You absolutely should run the official uninstaller for:

  • Security software
  • VPN clients
  • Pro audio drivers or hardware control panels

But after you do, still verify:

  • LaunchAgents / LaunchDaemons are gone
  • Login items disappeared
  • No “helper” app is still sitting in /Library folders

Pros:

  • Official tools can clean low‑level components you should not touch manually
    Cons:
  • False sense of completion, people assume “ran uninstaller = 100% clean”

3. Stop chasing microscopic leftovers

If your goal is storage, think in terms of “units of pain”:

  • 100 MB and up: worth tracking
  • 1–50 MB: maybe, if you are tight on space
  • Small plists and prefs: usually not worth your time

Better workflow:

  1. Sort Applications by size in System Settings → General → Storage → Applications
  2. Remove the top offenders first
  3. Only then care about leftovers for those

The “perfectly clean Library” fantasy wastes hours for maybe a few MB.


4. When a third‑party uninstaller makes sense

People often expect tools like AppCleaner to be magic. They are decent for quick, visual cleanup of:

  • Simple productivity / utility apps
  • Stuff installed via drag‑and‑drop
  • Things that never ran kernel extensions or daemons

Where I agree with @caminantenocturno: do not rely on generic cleaners for antivirus, VPNs, system tools, or driver‑heavy software.

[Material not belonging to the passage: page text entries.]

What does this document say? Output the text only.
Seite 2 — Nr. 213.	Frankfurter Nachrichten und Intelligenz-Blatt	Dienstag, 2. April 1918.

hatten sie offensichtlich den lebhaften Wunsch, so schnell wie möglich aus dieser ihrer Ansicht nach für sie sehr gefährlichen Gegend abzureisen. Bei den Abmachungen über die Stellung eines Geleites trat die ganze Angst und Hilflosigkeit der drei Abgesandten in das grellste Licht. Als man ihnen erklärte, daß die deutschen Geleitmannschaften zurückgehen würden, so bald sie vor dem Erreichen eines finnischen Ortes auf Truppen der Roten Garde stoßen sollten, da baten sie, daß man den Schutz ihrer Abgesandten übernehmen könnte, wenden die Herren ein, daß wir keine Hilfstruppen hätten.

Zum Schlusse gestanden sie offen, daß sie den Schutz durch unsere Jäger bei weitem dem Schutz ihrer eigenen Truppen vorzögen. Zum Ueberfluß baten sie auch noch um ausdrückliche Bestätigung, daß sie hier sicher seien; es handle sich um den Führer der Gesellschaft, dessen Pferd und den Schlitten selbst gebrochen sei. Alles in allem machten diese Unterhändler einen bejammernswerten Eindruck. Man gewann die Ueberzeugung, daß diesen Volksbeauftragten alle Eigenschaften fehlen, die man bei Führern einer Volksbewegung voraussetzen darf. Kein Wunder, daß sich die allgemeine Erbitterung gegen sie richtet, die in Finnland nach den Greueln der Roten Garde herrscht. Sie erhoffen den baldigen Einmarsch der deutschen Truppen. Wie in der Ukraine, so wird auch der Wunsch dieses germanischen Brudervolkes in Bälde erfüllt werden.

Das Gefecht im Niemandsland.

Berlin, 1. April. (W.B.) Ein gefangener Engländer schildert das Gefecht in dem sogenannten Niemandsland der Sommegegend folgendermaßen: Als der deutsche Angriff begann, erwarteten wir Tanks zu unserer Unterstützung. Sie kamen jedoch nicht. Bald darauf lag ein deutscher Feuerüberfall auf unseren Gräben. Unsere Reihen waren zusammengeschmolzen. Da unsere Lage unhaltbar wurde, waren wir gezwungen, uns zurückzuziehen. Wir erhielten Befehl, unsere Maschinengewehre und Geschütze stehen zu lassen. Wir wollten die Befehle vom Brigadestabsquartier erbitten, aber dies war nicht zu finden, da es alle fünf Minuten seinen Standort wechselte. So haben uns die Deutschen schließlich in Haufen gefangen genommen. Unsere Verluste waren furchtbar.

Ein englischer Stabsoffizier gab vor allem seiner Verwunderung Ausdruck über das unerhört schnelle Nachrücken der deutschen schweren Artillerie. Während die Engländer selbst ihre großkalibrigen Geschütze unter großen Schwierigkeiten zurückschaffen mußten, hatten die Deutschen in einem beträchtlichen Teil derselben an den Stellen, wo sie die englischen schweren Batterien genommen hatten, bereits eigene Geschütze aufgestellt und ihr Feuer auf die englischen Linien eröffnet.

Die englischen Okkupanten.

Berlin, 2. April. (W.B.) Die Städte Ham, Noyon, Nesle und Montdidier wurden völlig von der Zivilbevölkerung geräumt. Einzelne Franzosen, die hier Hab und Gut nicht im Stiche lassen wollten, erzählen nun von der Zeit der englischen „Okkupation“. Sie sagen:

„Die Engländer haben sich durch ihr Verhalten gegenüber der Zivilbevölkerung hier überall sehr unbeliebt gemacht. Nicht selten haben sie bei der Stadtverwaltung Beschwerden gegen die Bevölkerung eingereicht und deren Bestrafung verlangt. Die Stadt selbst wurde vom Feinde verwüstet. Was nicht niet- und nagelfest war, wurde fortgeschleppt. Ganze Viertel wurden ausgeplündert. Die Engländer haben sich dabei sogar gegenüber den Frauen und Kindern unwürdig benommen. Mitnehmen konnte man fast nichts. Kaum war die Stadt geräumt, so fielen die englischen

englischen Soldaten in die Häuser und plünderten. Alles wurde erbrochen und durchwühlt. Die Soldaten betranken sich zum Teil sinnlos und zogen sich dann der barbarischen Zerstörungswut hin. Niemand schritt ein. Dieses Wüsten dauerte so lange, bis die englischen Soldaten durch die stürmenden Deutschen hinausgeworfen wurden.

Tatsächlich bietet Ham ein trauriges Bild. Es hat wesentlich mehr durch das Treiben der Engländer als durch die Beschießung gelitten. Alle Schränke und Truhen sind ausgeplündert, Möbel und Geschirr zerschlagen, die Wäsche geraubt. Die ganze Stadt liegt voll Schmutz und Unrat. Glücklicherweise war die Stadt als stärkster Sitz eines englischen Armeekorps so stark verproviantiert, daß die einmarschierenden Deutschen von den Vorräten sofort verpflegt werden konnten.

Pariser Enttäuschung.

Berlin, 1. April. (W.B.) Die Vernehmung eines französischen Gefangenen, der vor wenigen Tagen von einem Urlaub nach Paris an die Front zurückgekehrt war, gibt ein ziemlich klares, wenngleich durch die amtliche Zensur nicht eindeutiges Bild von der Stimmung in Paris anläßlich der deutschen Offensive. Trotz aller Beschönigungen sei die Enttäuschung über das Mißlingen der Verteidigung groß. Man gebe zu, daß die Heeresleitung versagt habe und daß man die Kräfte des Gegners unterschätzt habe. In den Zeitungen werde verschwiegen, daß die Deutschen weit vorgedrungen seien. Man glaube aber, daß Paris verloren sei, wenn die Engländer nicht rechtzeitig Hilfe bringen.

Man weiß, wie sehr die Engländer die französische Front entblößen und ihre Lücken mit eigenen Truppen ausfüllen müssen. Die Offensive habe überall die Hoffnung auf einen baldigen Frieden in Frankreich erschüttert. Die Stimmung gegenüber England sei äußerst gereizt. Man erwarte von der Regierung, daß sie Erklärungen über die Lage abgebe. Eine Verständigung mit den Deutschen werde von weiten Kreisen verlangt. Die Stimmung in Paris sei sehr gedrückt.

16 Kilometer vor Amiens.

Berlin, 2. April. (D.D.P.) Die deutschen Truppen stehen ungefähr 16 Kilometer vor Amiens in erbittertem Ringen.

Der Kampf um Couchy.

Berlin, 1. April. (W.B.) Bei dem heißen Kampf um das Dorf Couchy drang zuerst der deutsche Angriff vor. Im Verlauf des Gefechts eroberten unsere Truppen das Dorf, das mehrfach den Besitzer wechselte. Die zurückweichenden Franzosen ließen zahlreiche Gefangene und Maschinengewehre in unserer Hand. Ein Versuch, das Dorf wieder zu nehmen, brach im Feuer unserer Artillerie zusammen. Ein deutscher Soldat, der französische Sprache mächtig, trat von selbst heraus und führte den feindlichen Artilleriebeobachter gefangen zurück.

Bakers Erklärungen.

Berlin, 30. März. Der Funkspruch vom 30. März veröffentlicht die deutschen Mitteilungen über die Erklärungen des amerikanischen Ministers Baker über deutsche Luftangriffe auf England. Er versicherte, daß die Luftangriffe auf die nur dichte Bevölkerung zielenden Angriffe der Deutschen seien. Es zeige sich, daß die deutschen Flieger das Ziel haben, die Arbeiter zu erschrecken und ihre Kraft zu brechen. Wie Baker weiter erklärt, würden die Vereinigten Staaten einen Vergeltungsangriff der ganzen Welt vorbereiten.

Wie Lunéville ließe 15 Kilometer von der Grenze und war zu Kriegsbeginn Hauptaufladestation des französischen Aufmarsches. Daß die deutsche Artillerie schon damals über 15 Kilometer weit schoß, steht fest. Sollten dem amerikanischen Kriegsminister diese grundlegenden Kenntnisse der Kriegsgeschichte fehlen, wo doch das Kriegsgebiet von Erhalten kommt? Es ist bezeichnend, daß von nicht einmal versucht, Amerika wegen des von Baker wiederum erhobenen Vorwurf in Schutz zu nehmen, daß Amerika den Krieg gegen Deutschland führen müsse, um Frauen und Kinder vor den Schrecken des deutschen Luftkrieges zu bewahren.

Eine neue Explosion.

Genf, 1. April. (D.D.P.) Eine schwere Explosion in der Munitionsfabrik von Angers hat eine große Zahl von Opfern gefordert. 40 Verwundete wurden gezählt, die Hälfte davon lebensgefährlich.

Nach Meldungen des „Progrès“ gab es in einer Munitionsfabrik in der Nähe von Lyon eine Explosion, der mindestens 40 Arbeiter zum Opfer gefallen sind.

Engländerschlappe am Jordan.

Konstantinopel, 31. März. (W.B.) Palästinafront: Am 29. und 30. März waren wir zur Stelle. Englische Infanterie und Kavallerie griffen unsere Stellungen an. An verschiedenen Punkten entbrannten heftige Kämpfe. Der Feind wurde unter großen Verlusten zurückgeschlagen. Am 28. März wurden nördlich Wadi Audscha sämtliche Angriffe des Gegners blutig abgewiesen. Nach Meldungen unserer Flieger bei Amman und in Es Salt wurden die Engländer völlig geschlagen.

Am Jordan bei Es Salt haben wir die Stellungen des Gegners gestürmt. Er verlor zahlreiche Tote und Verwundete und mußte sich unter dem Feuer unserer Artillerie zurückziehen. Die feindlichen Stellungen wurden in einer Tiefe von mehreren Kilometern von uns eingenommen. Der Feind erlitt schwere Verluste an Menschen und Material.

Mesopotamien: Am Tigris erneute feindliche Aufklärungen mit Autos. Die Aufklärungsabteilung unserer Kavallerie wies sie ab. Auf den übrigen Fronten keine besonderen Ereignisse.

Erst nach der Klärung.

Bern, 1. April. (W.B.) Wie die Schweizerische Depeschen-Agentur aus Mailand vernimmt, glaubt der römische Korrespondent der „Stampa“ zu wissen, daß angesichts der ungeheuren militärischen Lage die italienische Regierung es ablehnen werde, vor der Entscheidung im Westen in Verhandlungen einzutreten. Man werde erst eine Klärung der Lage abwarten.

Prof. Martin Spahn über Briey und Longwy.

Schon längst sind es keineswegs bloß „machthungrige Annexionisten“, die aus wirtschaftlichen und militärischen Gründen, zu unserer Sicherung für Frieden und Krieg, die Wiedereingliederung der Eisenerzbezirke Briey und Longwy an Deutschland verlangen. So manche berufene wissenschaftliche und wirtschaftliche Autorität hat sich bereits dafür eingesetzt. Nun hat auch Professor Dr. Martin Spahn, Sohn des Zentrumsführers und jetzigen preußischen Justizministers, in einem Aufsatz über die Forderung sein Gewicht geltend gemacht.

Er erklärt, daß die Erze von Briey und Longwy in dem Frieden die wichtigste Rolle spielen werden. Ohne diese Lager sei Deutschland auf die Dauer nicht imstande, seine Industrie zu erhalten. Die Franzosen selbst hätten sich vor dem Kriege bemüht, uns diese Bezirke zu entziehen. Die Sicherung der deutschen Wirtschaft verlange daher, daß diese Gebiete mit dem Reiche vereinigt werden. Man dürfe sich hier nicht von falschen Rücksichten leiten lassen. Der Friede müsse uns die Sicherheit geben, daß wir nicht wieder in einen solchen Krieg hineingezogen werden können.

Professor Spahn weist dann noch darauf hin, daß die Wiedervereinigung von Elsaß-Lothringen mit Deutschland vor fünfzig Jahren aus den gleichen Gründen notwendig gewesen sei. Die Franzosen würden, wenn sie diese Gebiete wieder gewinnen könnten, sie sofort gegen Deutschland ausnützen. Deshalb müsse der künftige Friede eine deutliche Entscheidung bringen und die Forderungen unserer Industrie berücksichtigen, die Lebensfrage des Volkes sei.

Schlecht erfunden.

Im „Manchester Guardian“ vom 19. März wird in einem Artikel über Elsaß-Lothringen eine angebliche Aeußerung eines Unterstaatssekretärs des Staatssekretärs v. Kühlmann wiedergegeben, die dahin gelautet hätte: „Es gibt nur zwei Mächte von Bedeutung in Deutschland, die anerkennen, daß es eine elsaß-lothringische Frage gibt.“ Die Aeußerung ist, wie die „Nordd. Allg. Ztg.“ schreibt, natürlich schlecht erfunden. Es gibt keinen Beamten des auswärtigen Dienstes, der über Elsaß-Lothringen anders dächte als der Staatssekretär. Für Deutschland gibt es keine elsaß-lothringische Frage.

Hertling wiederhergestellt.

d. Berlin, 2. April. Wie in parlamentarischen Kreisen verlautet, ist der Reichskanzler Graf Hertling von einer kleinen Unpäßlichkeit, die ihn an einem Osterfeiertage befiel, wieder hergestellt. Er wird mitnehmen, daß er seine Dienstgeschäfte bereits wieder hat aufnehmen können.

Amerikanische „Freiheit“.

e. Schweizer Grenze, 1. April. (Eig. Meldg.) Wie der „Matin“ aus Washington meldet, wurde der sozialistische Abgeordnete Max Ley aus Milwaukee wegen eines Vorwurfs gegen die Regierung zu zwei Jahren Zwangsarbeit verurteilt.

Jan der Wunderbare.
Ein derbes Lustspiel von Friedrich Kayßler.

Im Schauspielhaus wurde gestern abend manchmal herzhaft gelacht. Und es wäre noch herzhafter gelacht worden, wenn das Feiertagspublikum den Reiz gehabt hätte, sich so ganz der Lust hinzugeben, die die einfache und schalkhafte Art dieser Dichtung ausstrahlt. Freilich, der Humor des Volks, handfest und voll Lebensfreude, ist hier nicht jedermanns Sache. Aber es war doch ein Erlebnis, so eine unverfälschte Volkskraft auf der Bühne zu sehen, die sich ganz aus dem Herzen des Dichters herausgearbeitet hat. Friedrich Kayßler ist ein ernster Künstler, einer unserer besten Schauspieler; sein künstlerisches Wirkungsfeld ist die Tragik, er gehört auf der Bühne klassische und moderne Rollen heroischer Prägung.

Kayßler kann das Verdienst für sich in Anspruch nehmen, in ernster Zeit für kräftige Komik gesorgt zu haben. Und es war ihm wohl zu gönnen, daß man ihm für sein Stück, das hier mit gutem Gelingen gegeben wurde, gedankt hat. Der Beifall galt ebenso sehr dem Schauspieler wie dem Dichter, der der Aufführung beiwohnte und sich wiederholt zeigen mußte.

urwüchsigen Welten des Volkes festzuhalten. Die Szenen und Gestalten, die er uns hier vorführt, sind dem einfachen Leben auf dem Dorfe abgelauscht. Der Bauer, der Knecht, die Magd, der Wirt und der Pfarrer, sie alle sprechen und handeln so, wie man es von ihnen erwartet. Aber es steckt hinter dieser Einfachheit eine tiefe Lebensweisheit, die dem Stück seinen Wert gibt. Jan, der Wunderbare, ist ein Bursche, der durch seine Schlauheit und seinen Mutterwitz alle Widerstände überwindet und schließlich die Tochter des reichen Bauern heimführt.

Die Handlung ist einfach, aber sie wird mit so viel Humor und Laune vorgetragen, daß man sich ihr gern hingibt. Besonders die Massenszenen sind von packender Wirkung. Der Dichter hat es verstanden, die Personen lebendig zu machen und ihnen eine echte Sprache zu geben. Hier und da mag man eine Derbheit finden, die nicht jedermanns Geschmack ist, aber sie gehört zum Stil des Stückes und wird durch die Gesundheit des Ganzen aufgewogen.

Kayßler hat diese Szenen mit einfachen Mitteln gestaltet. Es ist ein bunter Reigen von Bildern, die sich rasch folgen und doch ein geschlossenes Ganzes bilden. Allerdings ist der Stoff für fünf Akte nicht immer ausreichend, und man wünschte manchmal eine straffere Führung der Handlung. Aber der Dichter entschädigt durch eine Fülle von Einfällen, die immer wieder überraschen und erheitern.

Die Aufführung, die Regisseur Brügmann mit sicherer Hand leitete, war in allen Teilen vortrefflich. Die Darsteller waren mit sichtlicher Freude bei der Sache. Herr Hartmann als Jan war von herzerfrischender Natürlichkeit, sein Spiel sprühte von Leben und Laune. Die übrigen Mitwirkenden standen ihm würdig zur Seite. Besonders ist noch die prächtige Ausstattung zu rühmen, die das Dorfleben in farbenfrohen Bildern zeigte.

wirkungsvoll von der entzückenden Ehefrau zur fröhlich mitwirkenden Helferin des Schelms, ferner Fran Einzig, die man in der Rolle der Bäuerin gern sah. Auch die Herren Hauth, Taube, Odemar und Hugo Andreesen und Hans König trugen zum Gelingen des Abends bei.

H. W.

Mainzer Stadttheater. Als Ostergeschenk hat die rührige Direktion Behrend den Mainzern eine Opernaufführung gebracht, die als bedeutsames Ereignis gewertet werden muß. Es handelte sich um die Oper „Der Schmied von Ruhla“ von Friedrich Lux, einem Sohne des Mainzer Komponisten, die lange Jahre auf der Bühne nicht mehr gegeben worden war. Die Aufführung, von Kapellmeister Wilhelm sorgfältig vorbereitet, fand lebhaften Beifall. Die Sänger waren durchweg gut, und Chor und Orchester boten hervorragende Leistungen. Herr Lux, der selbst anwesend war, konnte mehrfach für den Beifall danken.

Use their own uninstallers first, then a cleaner only as a second pass for leftovers in your user Library.

Pros of using a generic cleaner:

  • Fast way to spot related support folders
  • Less manual digging in ~/Library

Cons:

  • Can miss deeper system components
  • Can tempt you into deleting things you do not fully recognize

5. “Ghost” behavior after uninstall

If you removed the app but still see:

  • Open With entries
  • Old file associations
  • Context menu bits

Often this is just Launch Services and cached metadata. They sort themselves out over time, or after:

  • Restart
  • Rebuilding Launch Services database (more advanced, terminal‑ish, not necessary for most users)

Functionally, these ghosts are annoying but usually not a real problem.


6. Quick decision tree

  • Need space fast

    • Sort apps by size
    • Uninstall big ones via official method if available
    • Spot large folders in ~/Library/Application Support and delete only what is clearly orphaned
  • Need to stop weird behavior

    • Kill login items and background permissions
    • Check for any related LaunchAgents / LaunchDaemons if you are comfortable with that
    • Then remove the app and its support folders
  • Need almost zero trace

    • Official uninstaller if present
    • Cleaner tool for obvious leftovers
    • Manual Finder search by app name + developer name, including system files
    • Only delete files you can clearly tie to the app

Compared to what @caminantenocturno wrote, I’d put less effort into chasing tiny leftovers, and more into making sure each app you uninstall stops running agents, daemons, or login helpers. That is what actually makes your Mac feel cleaner.